ACT A - What's in a Moduli?
In a previous post, we discussed the Kaluza-Klein (KK) compactifications and extended the KK mechanism to string compactifications. Now, we do not really get a unique solution for these compactifications as one can really scale the metric to obtain some other solution. We can thus make a family of these solutions which are called moduli. We will take them on manifold \mathcal{M} with singularities. The metric, let us call it g, that we usually consider are Ricci-flat and they are never unique. If a Calabi-Yau manifold has a Ricc(g) = 0, then there can always be perturbations of the kind that can still make the Ricci curvature vanish (see this). One can always construct a cohomology class (with some restrictions of the perturbation) of the perturbations so that the class of non-trivial metric perturbations can be studied which preserves the Ricci flatness conditions.A moduli space in algebraic geometry, differential geometry, and algebraic topology is about the classifications of objects which are equivalent and those which are not equivalent. (In topology, it is usually called a classifying space.) In essence, it is a geometric interpretation of the solutions. For example, a moduli space of Riemman surface, a moduli space of Elliptic curves, and so on.
Coming back to the compactifications, here, the moduli space is of Ricci flat metrics. The moduli of the compactification consist of the scalar fields (the massless modes) which are the solutions of the equations that are written for motion. These scalar fields correspond to an infinite tower of modes, also called Kaluza-Klein modes. One can take a family of Ricci flat metric \mathcal{G} and a perturbation around it (as we discussed above). We can then show that some perturbations \delta \mathcal{G} will correspond to these varying of \mathcal{G} (which is equivalent to saying that the perturbations would not hurt the conditions of K that we started with). These will still solve the equations of motion. And each variation (in \delta \mathcal{G}) will give us a massless scalar field in our compactified 4-manifold. As is remarked in this paper, there is no need for symmetry for these variations (like one needs for the description of Goldstone bosons).

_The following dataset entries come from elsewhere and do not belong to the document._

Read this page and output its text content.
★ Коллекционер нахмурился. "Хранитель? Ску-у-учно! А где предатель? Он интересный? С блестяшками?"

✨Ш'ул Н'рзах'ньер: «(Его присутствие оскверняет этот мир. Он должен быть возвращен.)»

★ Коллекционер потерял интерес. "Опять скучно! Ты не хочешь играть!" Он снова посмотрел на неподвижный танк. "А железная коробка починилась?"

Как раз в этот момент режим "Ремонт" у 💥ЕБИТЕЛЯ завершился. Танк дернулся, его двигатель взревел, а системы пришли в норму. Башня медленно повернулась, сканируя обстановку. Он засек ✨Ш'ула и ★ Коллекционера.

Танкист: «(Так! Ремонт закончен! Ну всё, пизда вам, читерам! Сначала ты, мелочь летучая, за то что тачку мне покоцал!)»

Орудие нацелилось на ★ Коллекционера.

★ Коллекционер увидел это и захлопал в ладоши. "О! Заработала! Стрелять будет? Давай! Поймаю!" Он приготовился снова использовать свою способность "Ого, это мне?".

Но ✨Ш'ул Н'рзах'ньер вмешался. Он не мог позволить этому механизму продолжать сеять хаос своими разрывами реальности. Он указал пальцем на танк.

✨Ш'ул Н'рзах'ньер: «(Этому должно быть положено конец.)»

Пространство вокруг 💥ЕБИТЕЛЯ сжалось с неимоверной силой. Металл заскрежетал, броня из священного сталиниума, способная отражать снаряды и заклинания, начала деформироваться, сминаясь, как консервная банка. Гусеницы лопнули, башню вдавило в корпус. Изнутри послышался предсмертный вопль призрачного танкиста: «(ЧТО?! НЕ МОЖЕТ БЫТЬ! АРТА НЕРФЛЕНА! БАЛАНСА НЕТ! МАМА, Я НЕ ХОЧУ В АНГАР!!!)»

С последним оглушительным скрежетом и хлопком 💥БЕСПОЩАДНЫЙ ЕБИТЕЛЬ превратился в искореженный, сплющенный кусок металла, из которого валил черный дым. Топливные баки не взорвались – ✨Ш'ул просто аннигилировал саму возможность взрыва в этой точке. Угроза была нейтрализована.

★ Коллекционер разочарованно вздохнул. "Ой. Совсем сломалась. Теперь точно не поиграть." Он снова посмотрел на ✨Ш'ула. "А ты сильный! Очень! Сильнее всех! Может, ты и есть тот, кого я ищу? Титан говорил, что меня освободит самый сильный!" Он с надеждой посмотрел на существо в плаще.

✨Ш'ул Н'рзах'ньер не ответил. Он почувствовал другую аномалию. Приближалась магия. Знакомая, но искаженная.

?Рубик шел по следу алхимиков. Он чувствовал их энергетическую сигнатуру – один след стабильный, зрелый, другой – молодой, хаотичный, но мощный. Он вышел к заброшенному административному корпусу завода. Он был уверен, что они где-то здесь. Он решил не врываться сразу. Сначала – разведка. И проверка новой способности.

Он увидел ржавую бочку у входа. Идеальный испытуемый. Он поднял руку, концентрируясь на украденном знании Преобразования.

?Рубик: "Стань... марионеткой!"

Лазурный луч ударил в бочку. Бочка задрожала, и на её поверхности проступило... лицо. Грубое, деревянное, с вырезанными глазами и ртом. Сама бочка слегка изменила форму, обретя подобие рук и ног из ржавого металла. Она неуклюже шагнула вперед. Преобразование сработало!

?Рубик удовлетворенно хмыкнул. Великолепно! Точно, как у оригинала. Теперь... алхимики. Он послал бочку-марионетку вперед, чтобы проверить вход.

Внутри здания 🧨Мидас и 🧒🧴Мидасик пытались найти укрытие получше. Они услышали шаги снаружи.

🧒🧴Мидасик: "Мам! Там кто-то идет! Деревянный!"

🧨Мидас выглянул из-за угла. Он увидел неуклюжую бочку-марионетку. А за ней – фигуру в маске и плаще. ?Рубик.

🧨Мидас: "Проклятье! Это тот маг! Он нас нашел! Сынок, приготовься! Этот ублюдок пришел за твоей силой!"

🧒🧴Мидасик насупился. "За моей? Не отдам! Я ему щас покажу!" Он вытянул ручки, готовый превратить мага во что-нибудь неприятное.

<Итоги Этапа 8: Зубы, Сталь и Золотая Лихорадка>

One then is left with different values, which only differ by the varying scalar fields. We can then write a family of the vacuas and call it the moduli space \mathcal{M}. Now, this is not very exciting because it predicts a large number (a very big number) of vacua for describing our four-dimensional world. This is why moduli stabilization is considered. Moduli is lifted to make the massless modest pick up some mass. (There are non-supersymmetric and supersymmetric realizations of this though.)
ACT \alpha - A Note on the Cohomology of Quasi-Coherent Sheaves
On this blog, we have mentioned about quasi-coherent sheaves and coherent sheaves in multiple places. I wrote a (very) short note on the cohomology of quasi-coherent sheaves. A subject like this is at the heart of algebraic geometry and stems from the ideas of homological algebra (see Tohuku by Grothendieck) and sheaf theory (coherent sheaves, see FAC by Serre). We discuss, in the note, Serre's vanishing theorem, Čech cohomology, and the vanishing of higher cohomology.